With his release from the Colts, several NFL teams showed interest towards Manning, including the Miami Dolphins, New York Jets, Tennesse Titans, Denver Broncos, Arizona Cardinals, Seattle Seahawks, and San Francisco 49ers. After meeting with the Dolphins, Jets, Titans, Cardinals, and Broncos, Manning finally made his decision and signed a 5-year $96 million deal with the Broncos. The Denver front office, especially President of Football Operations John Elway, have always wanted a high-caliber quarterback like Manning to make the Denver Broncos a legitimate Superbowl contender.
The move was greeted with excitement by the people of Denver, but it also caused huge controversy. In the 2011-2012 season, the Denver Broncos ended with a 8-8 record winning an AFC West divisional title under the leadership and amazing play-making by second year quarterback Tim Tebow. The Broncos defeated the Pittsburgh Steelers in the Wild Card Round of the NFL playoffs with a miracle play in overtime, when Tebow threw an 80 yard touchdown pass to Wide-Receiver Demetrious Thomas to win 29-23. The following week the Broncos were blown-away in the Divisional Round of the playoffs by the New England Patriots 45-10. With his awesome play for the Broncos this past season Tim Tebow’s popularity in Denver rose to new heights, and “Tebow Mania” was born across the United States. Although Tebow had an amazing year for the Broncos, President of Football Operation, John Elway, has never really been impressed by Tebow and his “quarterbacking”. Elway has always wanted a “high caliber” quarterback who is more of pocket passing, accurate thrower, rather than a play-making option quarterback.

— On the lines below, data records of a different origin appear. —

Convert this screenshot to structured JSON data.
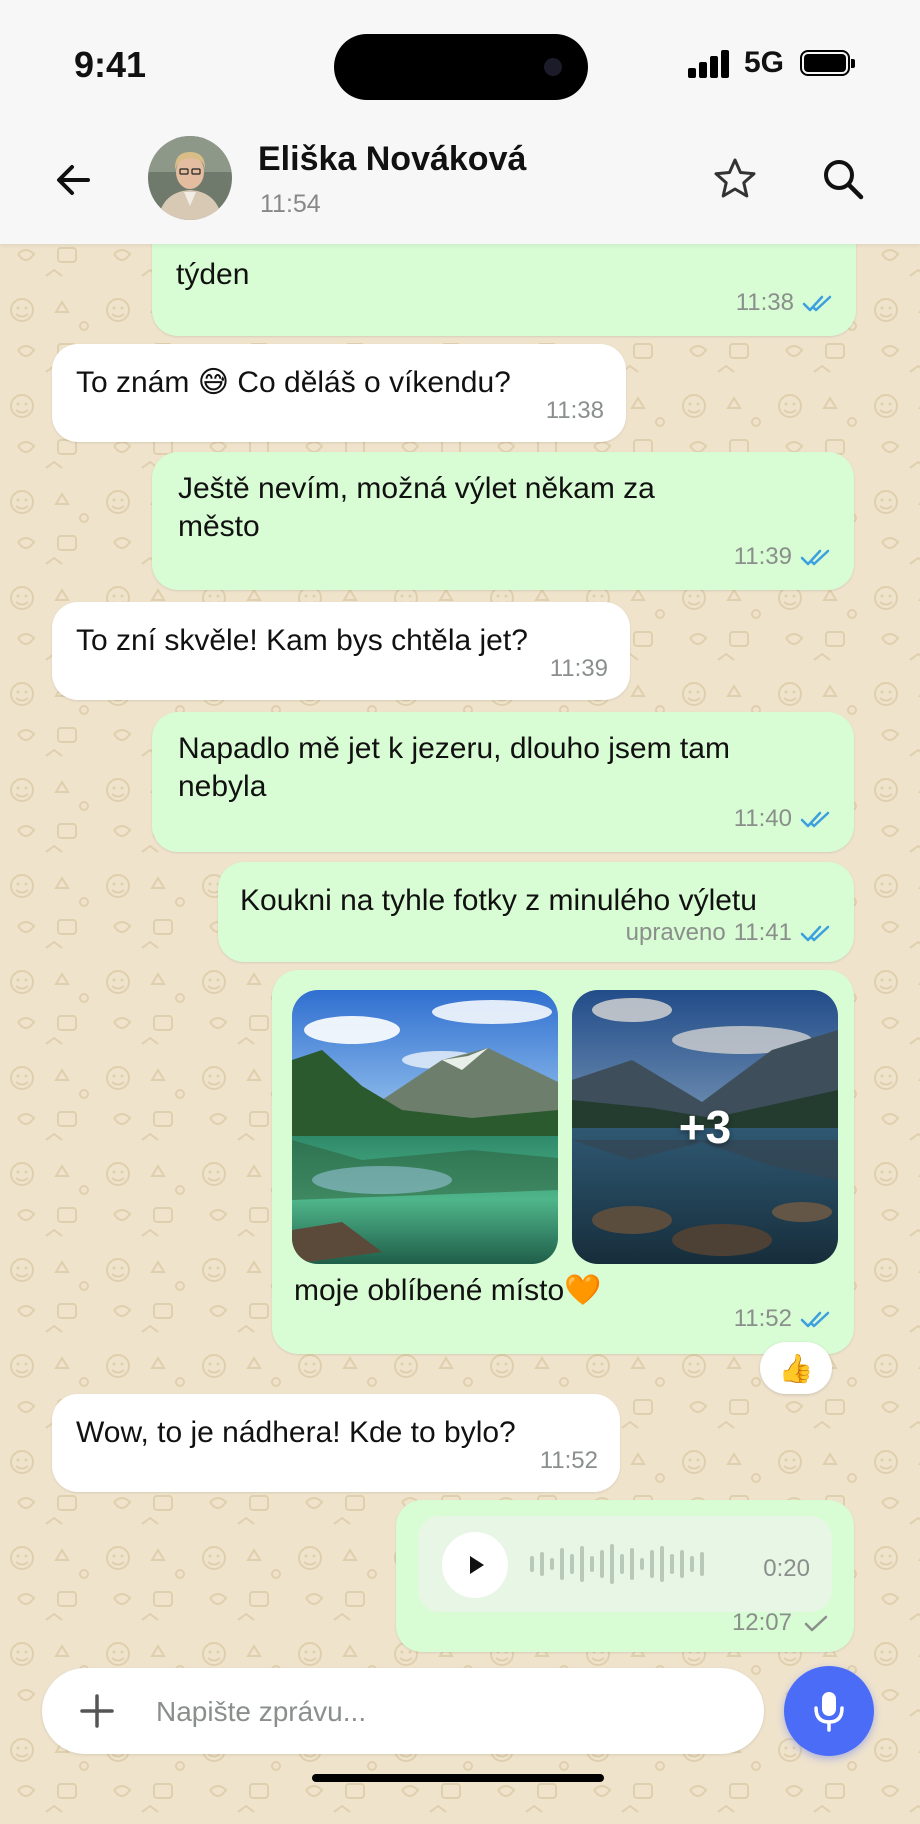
{
  "status_bar": {
    "time": "9:41",
    "network": "5G",
    "battery_level": 1.0
  },
  "header": {
    "contact_name": "Eliška Nováková",
    "contact_status": "11:54",
    "icons": [
      "back-arrow-icon",
      "avatar",
      "star-icon",
      "search-icon"
    ]
  },
  "messages": [
    {
      "direction": "out",
      "text": "týden",
      "time": "11:38",
      "read": true
    },
    {
      "direction": "in",
      "text": "To znám 😅 Co děláš o víkendu?",
      "time": "11:38"
    },
    {
      "direction": "out",
      "text": "Ještě nevím, možná výlet někam za město",
      "time": "11:39",
      "read": true
    },
    {
      "direction": "in",
      "text": "To zní skvěle! Kam bys chtěla jet?",
      "time": "11:39"
    },
    {
      "direction": "out",
      "text": "Napadlo mě jet k jezeru, dlouho jsem tam nebyla",
      "time": "11:40",
      "read": true
    },
    {
      "direction": "out",
      "text": "Koukni na tyhle fotky z minulého výletu",
      "edited_label": "upraveno",
      "time": "11:41",
      "read": true
    },
    {
      "direction": "out",
      "type": "photos",
      "more_count": "+3",
      "caption": "moje oblíbené místo🧡",
      "time": "11:52",
      "read": true,
      "reaction": "👍"
    },
    {
      "direction": "in",
      "text": "Wow, to je nádhera! Kde to bylo?",
      "time": "11:52"
    },
    {
      "direction": "out",
      "type": "voice",
      "duration": "0:20",
      "time": "12:07",
      "read": false
    }
  ],
  "composer": {
    "placeholder": "Napište zprávu..."
  },
  "colors": {
    "outgoing": "#d8fcd3",
    "incoming": "#ffffff",
    "accent": "#4a6cf7",
    "read_ticks": "#3b9fe0",
    "background": "#efe3cc"
  }
}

Well, Elway got his wish with the signing of Peyton Manning. With the signing the Denver Broncos quickly traded quarterback Tim Tebow and 7th round draft pick to the New York Jets in exchange for a 4th and 6th draft picks in this upcoming 2012 NFL Draft.

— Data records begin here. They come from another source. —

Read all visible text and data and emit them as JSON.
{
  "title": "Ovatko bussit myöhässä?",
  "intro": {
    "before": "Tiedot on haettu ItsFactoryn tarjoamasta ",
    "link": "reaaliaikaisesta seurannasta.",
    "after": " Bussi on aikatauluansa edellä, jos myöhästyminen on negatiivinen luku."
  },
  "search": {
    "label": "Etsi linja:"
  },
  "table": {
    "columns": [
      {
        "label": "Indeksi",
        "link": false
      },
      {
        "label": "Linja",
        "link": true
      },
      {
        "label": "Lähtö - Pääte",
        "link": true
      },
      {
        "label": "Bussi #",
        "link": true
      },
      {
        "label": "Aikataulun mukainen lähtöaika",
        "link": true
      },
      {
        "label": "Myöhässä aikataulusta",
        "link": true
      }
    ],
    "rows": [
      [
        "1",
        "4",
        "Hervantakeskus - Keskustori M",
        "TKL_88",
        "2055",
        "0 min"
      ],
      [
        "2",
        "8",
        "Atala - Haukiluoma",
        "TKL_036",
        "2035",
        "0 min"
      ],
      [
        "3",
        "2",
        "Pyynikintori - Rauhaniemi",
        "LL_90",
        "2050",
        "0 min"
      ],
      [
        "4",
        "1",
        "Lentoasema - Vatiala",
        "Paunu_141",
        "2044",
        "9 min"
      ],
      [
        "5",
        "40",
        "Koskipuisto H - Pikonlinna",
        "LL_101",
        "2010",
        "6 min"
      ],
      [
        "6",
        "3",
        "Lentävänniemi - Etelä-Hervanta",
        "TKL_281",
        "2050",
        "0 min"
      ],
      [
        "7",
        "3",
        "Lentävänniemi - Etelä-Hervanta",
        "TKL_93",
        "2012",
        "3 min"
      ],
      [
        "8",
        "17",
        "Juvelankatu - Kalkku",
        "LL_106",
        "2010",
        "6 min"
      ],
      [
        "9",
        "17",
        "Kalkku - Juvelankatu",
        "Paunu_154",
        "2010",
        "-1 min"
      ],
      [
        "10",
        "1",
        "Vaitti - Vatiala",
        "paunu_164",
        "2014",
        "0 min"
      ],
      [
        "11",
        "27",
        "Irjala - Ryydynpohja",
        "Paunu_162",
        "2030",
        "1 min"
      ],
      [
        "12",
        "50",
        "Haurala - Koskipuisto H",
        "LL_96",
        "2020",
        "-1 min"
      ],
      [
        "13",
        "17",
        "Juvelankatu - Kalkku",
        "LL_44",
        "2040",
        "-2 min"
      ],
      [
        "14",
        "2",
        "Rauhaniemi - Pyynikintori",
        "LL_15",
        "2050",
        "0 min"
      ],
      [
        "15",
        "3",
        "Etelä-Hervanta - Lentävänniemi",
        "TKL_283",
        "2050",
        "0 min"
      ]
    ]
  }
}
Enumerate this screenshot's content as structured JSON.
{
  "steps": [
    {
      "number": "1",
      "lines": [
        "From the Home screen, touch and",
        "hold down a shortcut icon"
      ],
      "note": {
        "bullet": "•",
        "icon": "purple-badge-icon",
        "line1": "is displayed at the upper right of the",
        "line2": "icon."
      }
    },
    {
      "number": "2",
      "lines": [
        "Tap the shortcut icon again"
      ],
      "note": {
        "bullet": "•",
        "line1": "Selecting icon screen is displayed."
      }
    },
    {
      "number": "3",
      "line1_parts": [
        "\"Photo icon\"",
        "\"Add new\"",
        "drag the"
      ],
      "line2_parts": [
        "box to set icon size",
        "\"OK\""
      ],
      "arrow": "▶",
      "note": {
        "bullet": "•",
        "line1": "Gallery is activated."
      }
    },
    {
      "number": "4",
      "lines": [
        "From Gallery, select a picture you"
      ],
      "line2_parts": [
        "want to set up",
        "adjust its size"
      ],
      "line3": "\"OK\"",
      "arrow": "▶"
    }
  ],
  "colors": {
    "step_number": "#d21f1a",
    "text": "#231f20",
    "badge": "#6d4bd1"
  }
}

The Broncos organization is excited with the signing of Peyton Manning, but they also know that Manning suffered a serious neck injury last off season and this is still a concern for the franchise. If Manning’s re-injures his neck and cannot play football again, the Denver Broncos will pay Manning for the year that he played and will not need to pay him for the remaining four years or whatever time is left in the contract. The Broncos did not guarantee any money in the deal, and there is an injury clause in the contract.

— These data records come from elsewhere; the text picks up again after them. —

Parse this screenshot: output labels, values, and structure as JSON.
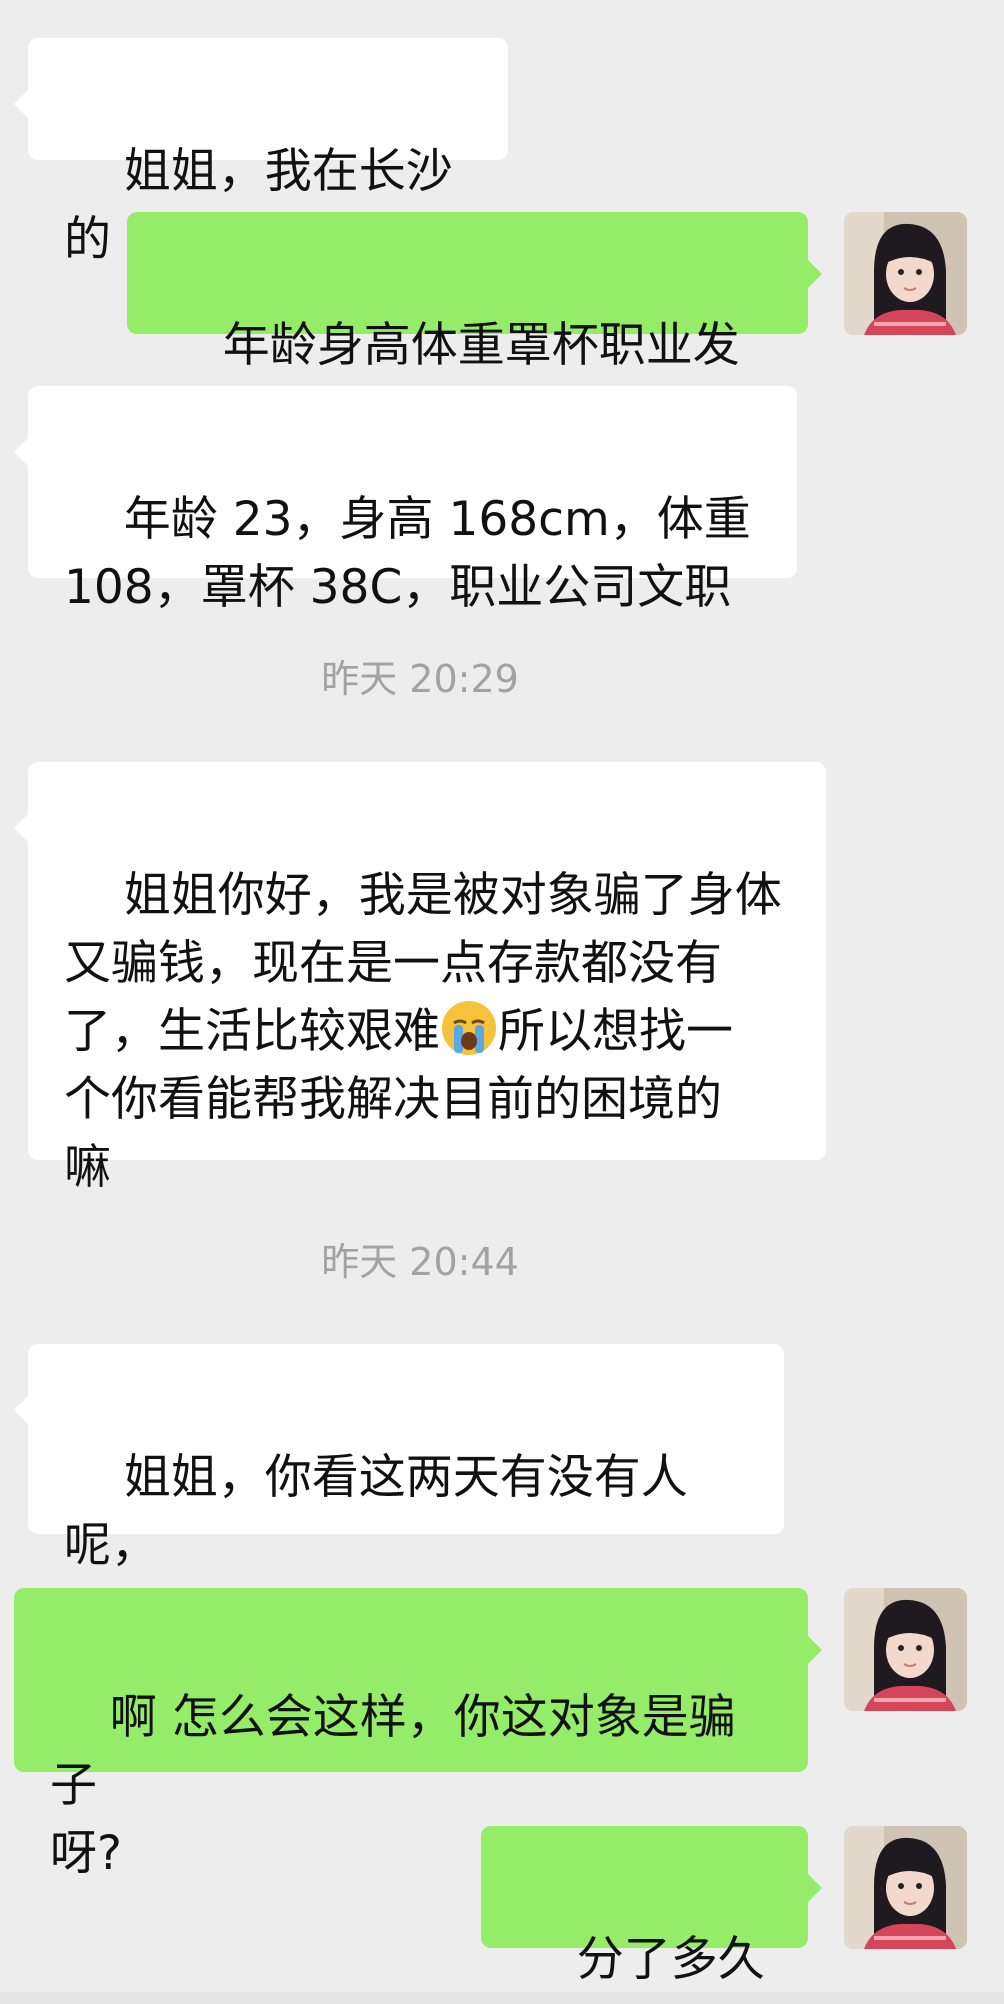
{
  "messages": {
    "m1": "姐姐，我在长沙的",
    "m2": "年龄身高体重罩杯职业发我",
    "m3": "年龄 23，身高 168cm，体重\n108，罩杯 38C，职业公司文职",
    "t1": "昨天 20:29",
    "m4_part1": "姐姐你好，我是被对象骗了身体\n又骗钱，现在是一点存款都没有\n了，生活比较艰难",
    "m4_part2": "所以想找一\n个你看能帮我解决目前的困境的\n嘛",
    "t2": "昨天 20:44",
    "m5": "姐姐，你看这两天有没有人呢，\n我要交房租啦",
    "m6": "啊 怎么会这样，你这对象是骗子\n呀?",
    "m7": "分了多久呀"
  },
  "icons": {
    "crying_emoji": "loudly-crying-face-icon",
    "avatar": "user-avatar"
  },
  "colors": {
    "background": "#ededed",
    "incoming_bubble": "#ffffff",
    "outgoing_bubble": "#95ec69",
    "timestamp": "#a2a2a2"
  }
}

In my opinion, the signing of Manning was a blockbuster event for the Denver Broncos, but it came at a price and with great risk considering the concern of Manning’s neck. He is going into his 15th NFL season and he is 36 years old, aging by the minute. If I was the General Manager or President of Football Operations, I would have stuck with Tim Tebow. The second year quarterback had a wonderful and surprising season with the Broncos. Tebow made big plays, did not turn the ball over in crucial situations, and he showed tremendous leadership. Tebow has a lot of potential in this league, and is considerably younger than Peyton Manning. Denver might have some success with Peyton Manning, but as a GM or owner you always have to constantly think about the future of your organization. Denver might have short-term success, but in the long-term the rebuilding process will take longer after Manning retires.